When: Feb 19 2021 @ 4:00 PM
Where: Join online via Zoom
Join online via Zoom

https://wse.zoom.us/j/99813484575

“Structured Input-Output Analysis of Transitional Wall-Bounded Flows”
Presented by CHANG LIU
(Adviser: Prof. Dennice Gayme)
Input-output analysis has proven to be a valuable analytical tool for identifying important flow structures and energetic motions in transitional channel flows. The traditional approach abstracts the nonlinear terms as forcing that is unstructured, in that is not directly tied to the underlying dynamics. This work instead employs a structured singular value-based approach ($mu$ analysis) that preserves the dominant properties of the nonlinear forcing function in an effort to recover the larger range of key flow features identified through nonlinear analysis of transitional flows. We first apply the method to transitional plane Couette flow. The results demonstrate that the traditional input-output approaches capture the streamwise vortices and the proposed structured approach identifies the dominant oblique flow structures predicted through experimental observations, direct numerical simulation, and nonlinear optimal perturbation approaches. In plane Poiseuille flow, the most sensitive flow structures are predicted to grow in both the streamwise and spanwise directions with channel size, which is consistent with observations of the growth of oblique turbulent bands with DNS channel size. The ability to identify these streamwise varying structures as dominant in both flow regimes suggests that employing a structured approach to model the nonlinearity maintains the nonlinear saturation of the lift-up mechanism (i.e., amplification of streamwise streaks by cross-stream forcing) known to dominate the linear operator. Capturing this key mechanism enables the prediction of the wider range of known transitional flow structures without the need for fully nonlinear analysis.

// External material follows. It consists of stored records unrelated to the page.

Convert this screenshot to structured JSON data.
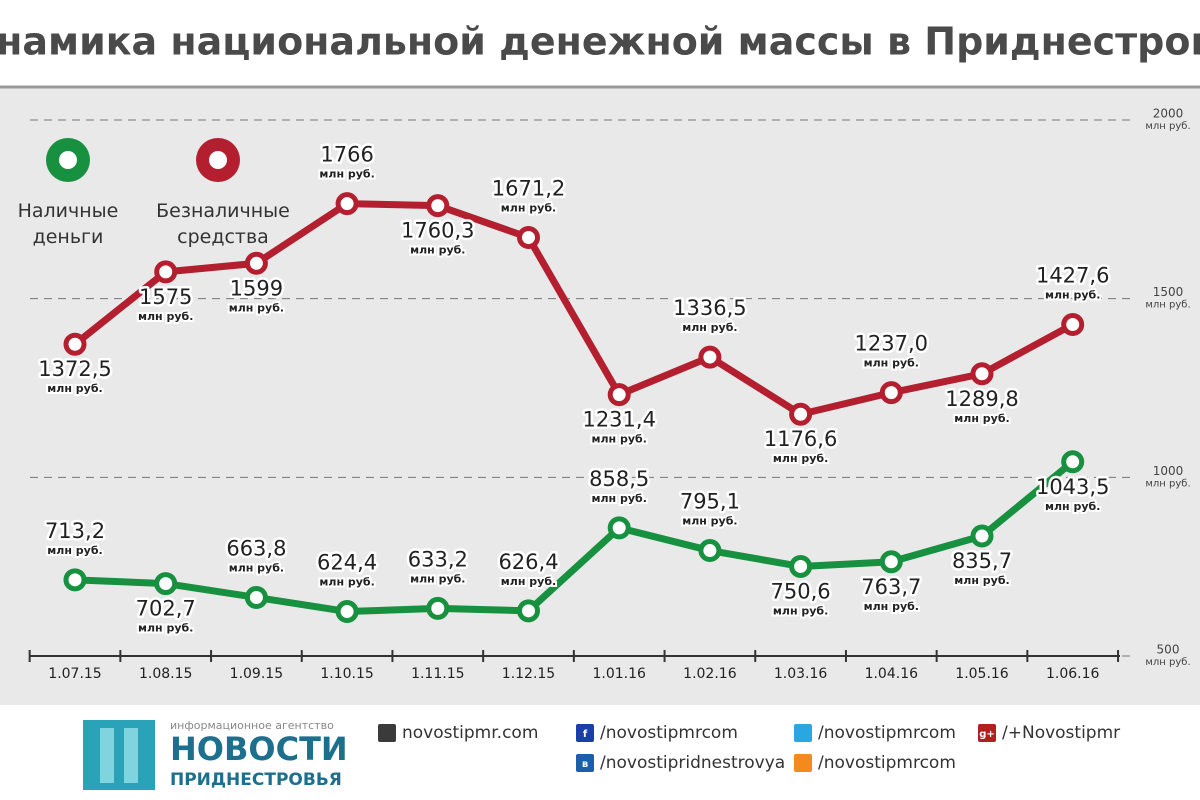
{
  "chart_data": {
    "type": "line",
    "title": "Динамика национальной денежной массы в Приднестровье",
    "categories": [
      "1.07.15",
      "1.08.15",
      "1.09.15",
      "1.10.15",
      "1.11.15",
      "1.12.15",
      "1.01.16",
      "1.02.16",
      "1.03.16",
      "1.04.16",
      "1.05.16",
      "1.06.16"
    ],
    "unit_label": "млн руб.",
    "series": [
      {
        "name": "Наличные деньги",
        "color": "#17903f",
        "values": [
          713.2,
          702.7,
          663.8,
          624.4,
          633.2,
          626.4,
          858.5,
          795.1,
          750.6,
          763.7,
          835.7,
          1043.5
        ],
        "value_labels": [
          "713,2",
          "702,7",
          "663,8",
          "624,4",
          "633,2",
          "626,4",
          "858,5",
          "795,1",
          "750,6",
          "763,7",
          "835,7",
          "1043,5"
        ]
      },
      {
        "name": "Безналичные средства",
        "color": "#b31f2e",
        "values": [
          1372.5,
          1575,
          1599,
          1766,
          1760.3,
          1671.2,
          1231.4,
          1336.5,
          1176.6,
          1237.0,
          1289.8,
          1427.6
        ],
        "value_labels": [
          "1372,5",
          "1575",
          "1599",
          "1766",
          "1760,3",
          "1671,2",
          "1231,4",
          "1336,5",
          "1176,6",
          "1237,0",
          "1289,8",
          "1427,6"
        ]
      }
    ],
    "ylim": [
      500,
      2000
    ],
    "yticks": [
      500,
      1000,
      1500,
      2000
    ],
    "grid": true
  },
  "footer": {
    "agency": "информационное агентство",
    "logo_top": "НОВОСТИ",
    "logo_bottom": "ПРИДНЕСТРОВЬЯ",
    "links": [
      {
        "text": "novostipmr.com"
      },
      {
        "icon": "f",
        "text": "/novostipmrcom"
      },
      {
        "text": "/novostipmrcom"
      },
      {
        "icon": "g+",
        "text": "/+Novostipmr"
      },
      {
        "icon": "в",
        "text": "/novostipridnestrovya"
      },
      {
        "text": "/novostipmrcom"
      }
    ]
  }
}
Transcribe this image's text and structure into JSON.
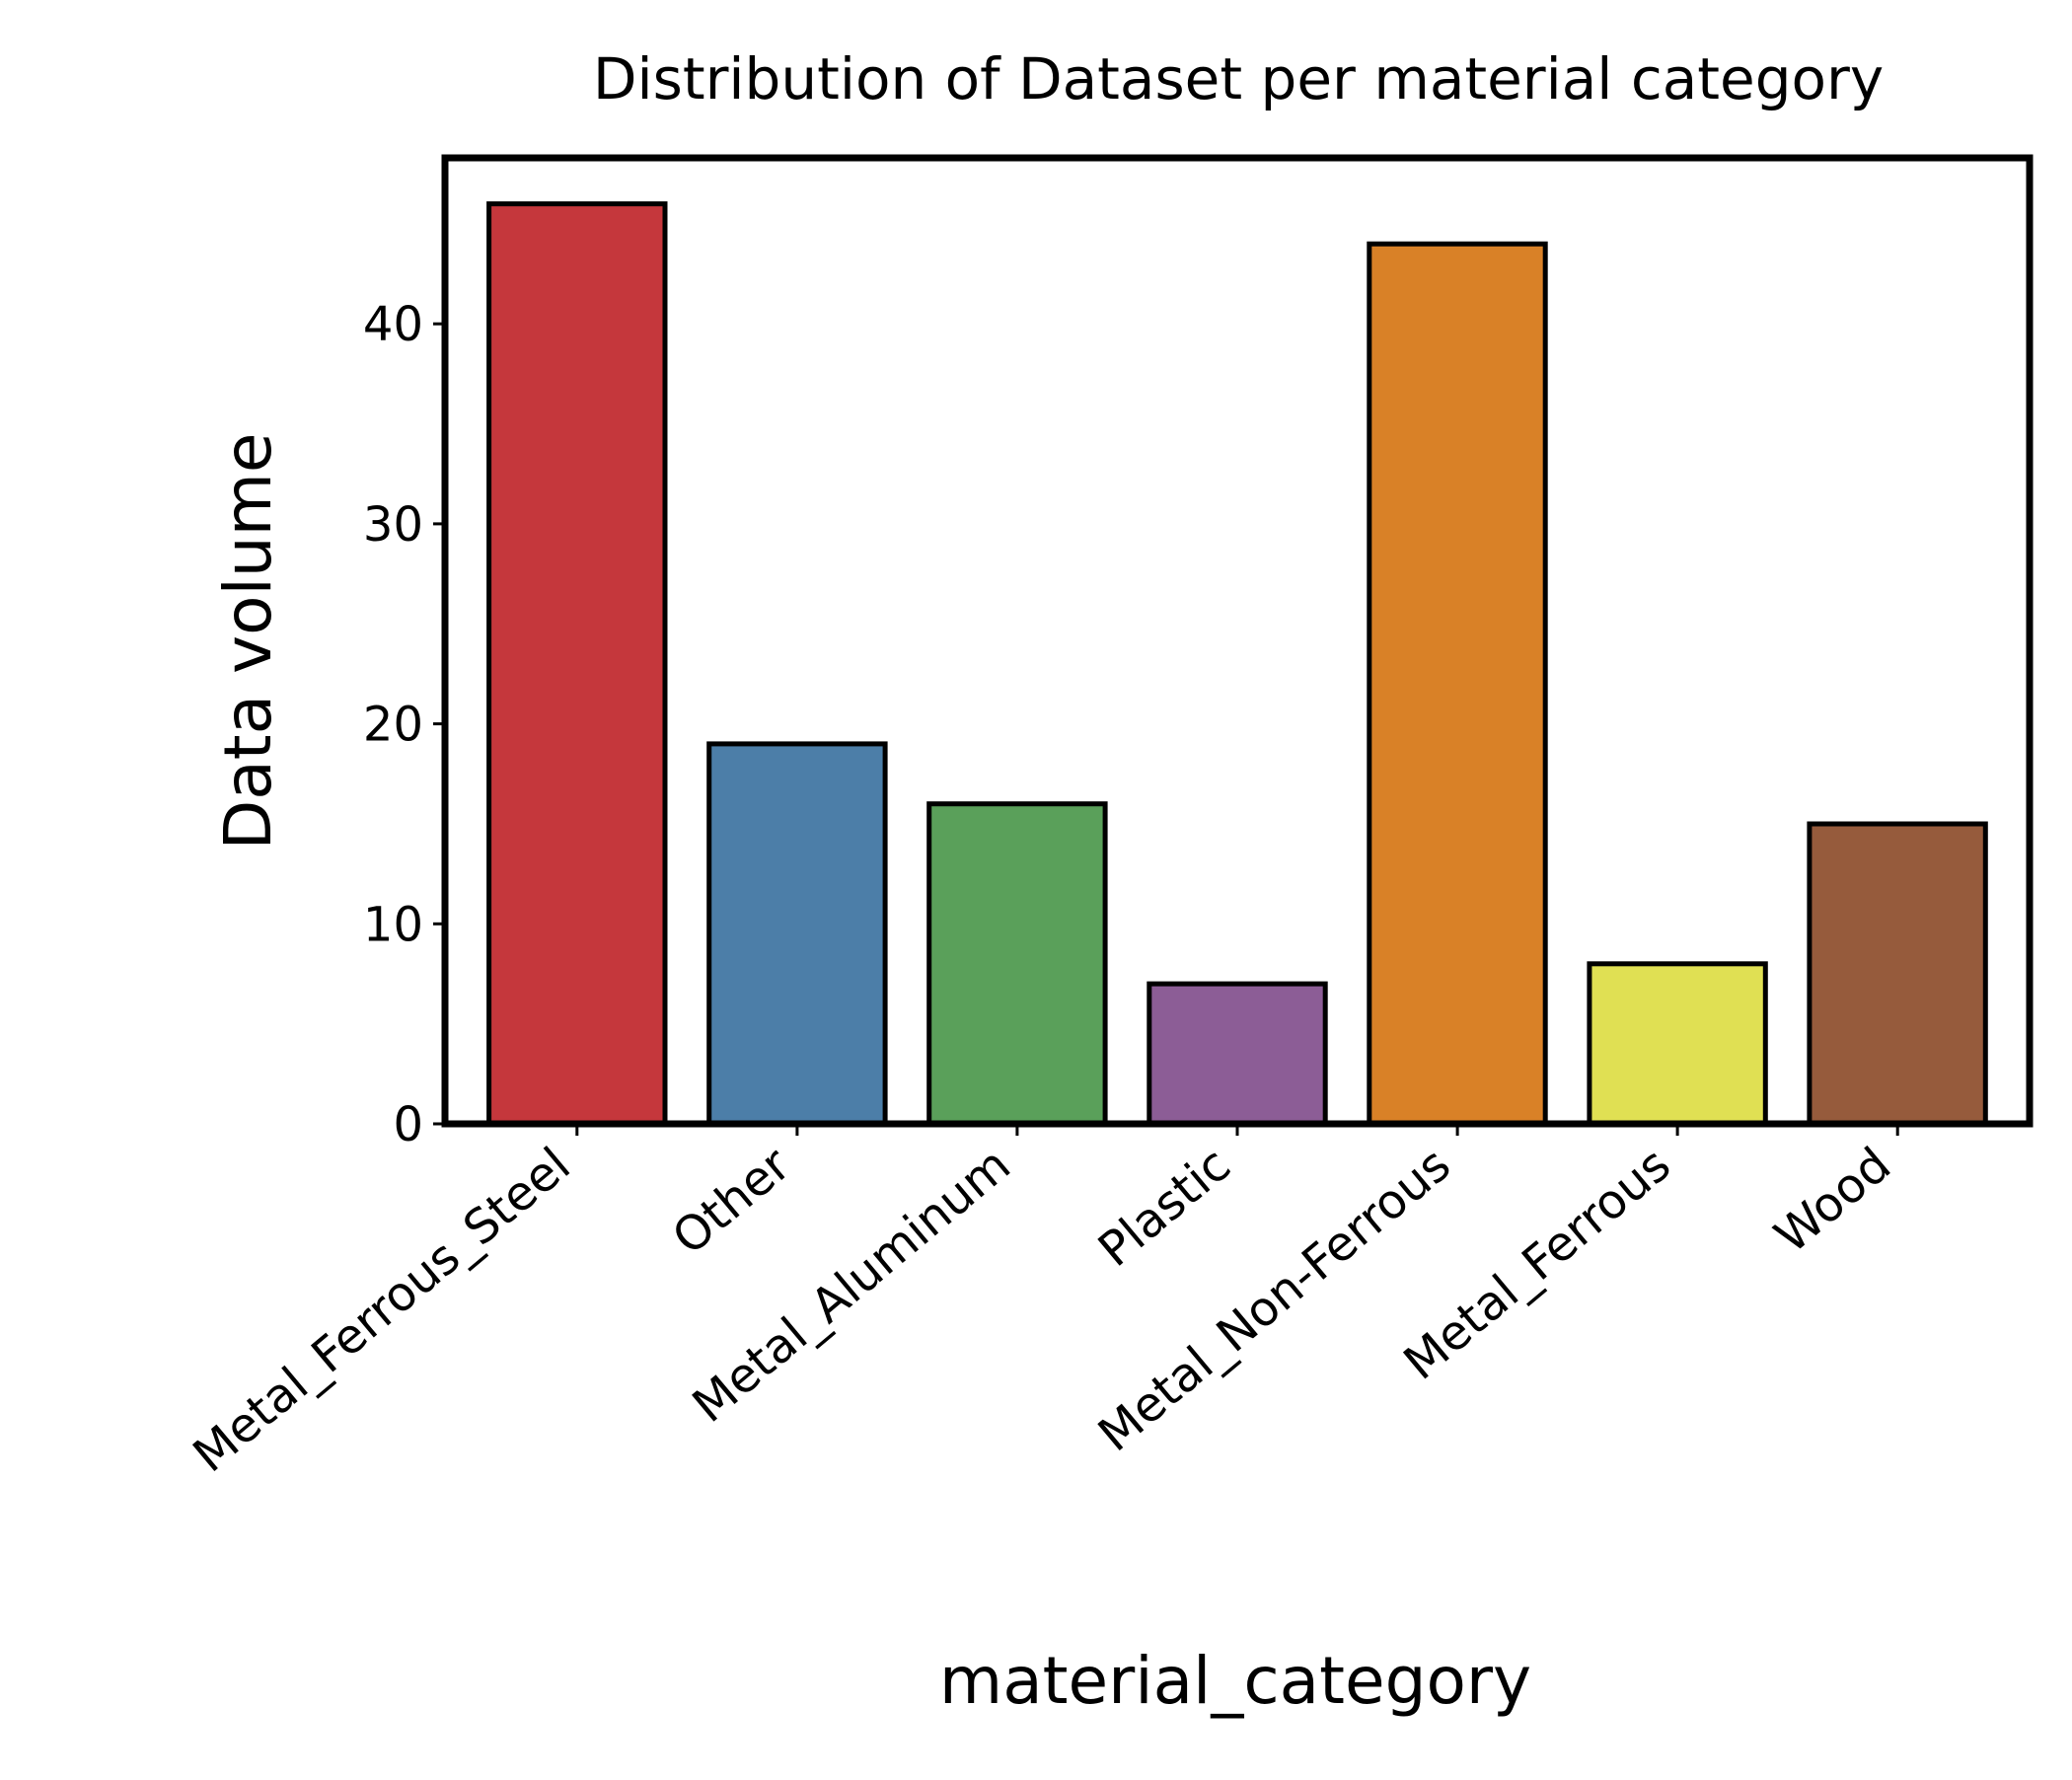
{
  "chart_data": {
    "type": "bar",
    "title": "Distribution of Dataset per material category",
    "xlabel": "material_category",
    "ylabel": "Data volume",
    "categories": [
      "Metal_Ferrous_Steel",
      "Other",
      "Metal_Aluminum",
      "Plastic",
      "Metal_Non-Ferrous",
      "Metal_Ferrous",
      "Wood"
    ],
    "values": [
      46,
      19,
      16,
      7,
      44,
      8,
      15
    ],
    "colors": [
      "#c5373c",
      "#4c7ea8",
      "#5aa05a",
      "#8c5d96",
      "#d98127",
      "#e0e053",
      "#965b3c"
    ],
    "edge_color": "#000000",
    "ylim": [
      0,
      48.3
    ],
    "yticks": [
      0,
      10,
      20,
      30,
      40
    ],
    "grid": false,
    "legend": "none"
  }
}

“Observation-Infused Simulations for Accurate Predictions of High-Speed Boundary-Layer Transition”
Presented by DAVID BUCHTA
(Adviser: Prof. Tamer Zaki)
High-speed boundary-layer transition is extremely sensitive to the free-stream disturbances which are often uncertain. This uncertainty compromises predictions of models and simulations. To enhance the fidelity of simulations, we directly infuse them with available observations. Our methodology is general and can be adopted with any simulation approach and is herein demonstrated using direct numerical simulations. An ensemble variational (EnVar) optimization is performed, whereby we determine the upstream flow that optimally reproduces the observations for boundary-layer transition at Mach 4.5. Without prior knowledge of the free-stream condition and using only observations of wall pressure at isolated locations from an independent computation (true flow), all of the relevant inflow disturbances are identified, and the complete flow state is faithfully reconstructed. Our ability to reconstruct the flow with limited observations is predicated on the spatio-temporal domain of sensitivity of the sensor, which is analyzed using adjoint methods.